Rachel Dolezal was not the first to change her ethnic identity. Back in 1984, blue-eyed, pale-skinned Mark Stebbins insisted he was black.
In the 1980’s, in Stockton, California, Mark Stebbins, campaigned and won a city council seat, beating and humiliating his black incumbent, Ralph Lee White.
Stebbins was questioned, as in the Dolezal case, about his racial lineage and he claimed he was black. White accused Stebbins of defrauding the voters and requested a recall vote, however, Stebbins also won that victory.
Come to find out, the resounding victory had less to do with how voters felt about Stebbins, and more to do with the flamboyant Ralph White.
Voters didn’t trust White and it really was a unanimous decision that Stebbins cared about the communities, and that’s what the voters needed.
Sure, journalists looked into the claims, and people chuckled for a while, but even with white parents, Stebbins still claimed he was black, and still does today.

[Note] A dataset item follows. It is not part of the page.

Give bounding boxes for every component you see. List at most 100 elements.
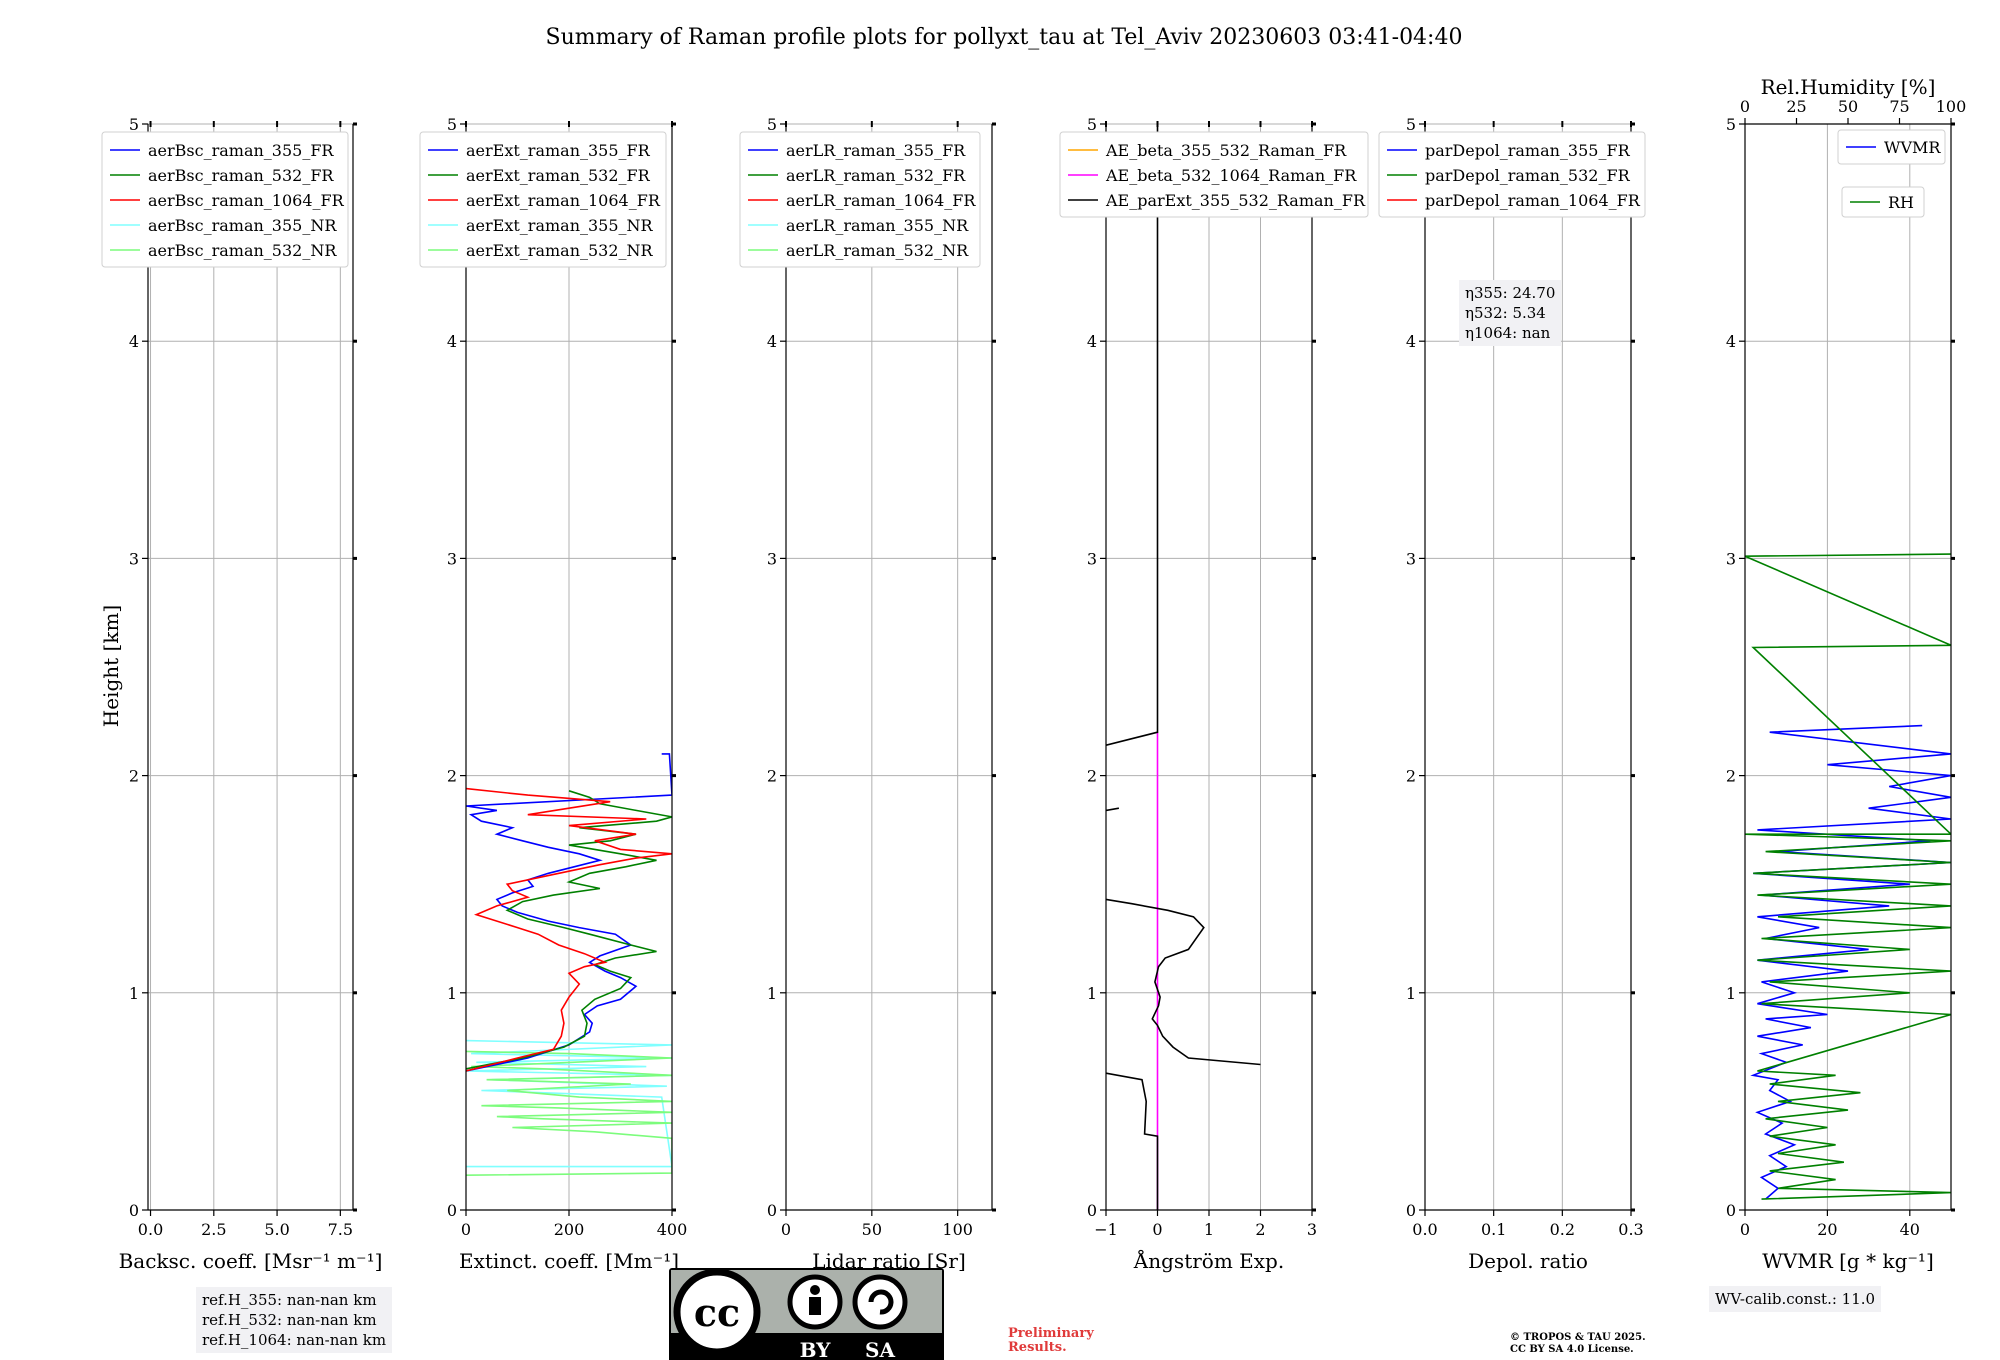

During his undergraduate studies, he became a civil rights activist, and over time, his efforts were primarily rooted in black causes.
But, the Black community welcomed him, and although Caucasians were left scratching their heads, no one really cared.
Daniel Amen wonders: Can you call yourself whatever you want, or must you belong to an exclusive race, based on ancestral lineage? Who came up with those rules?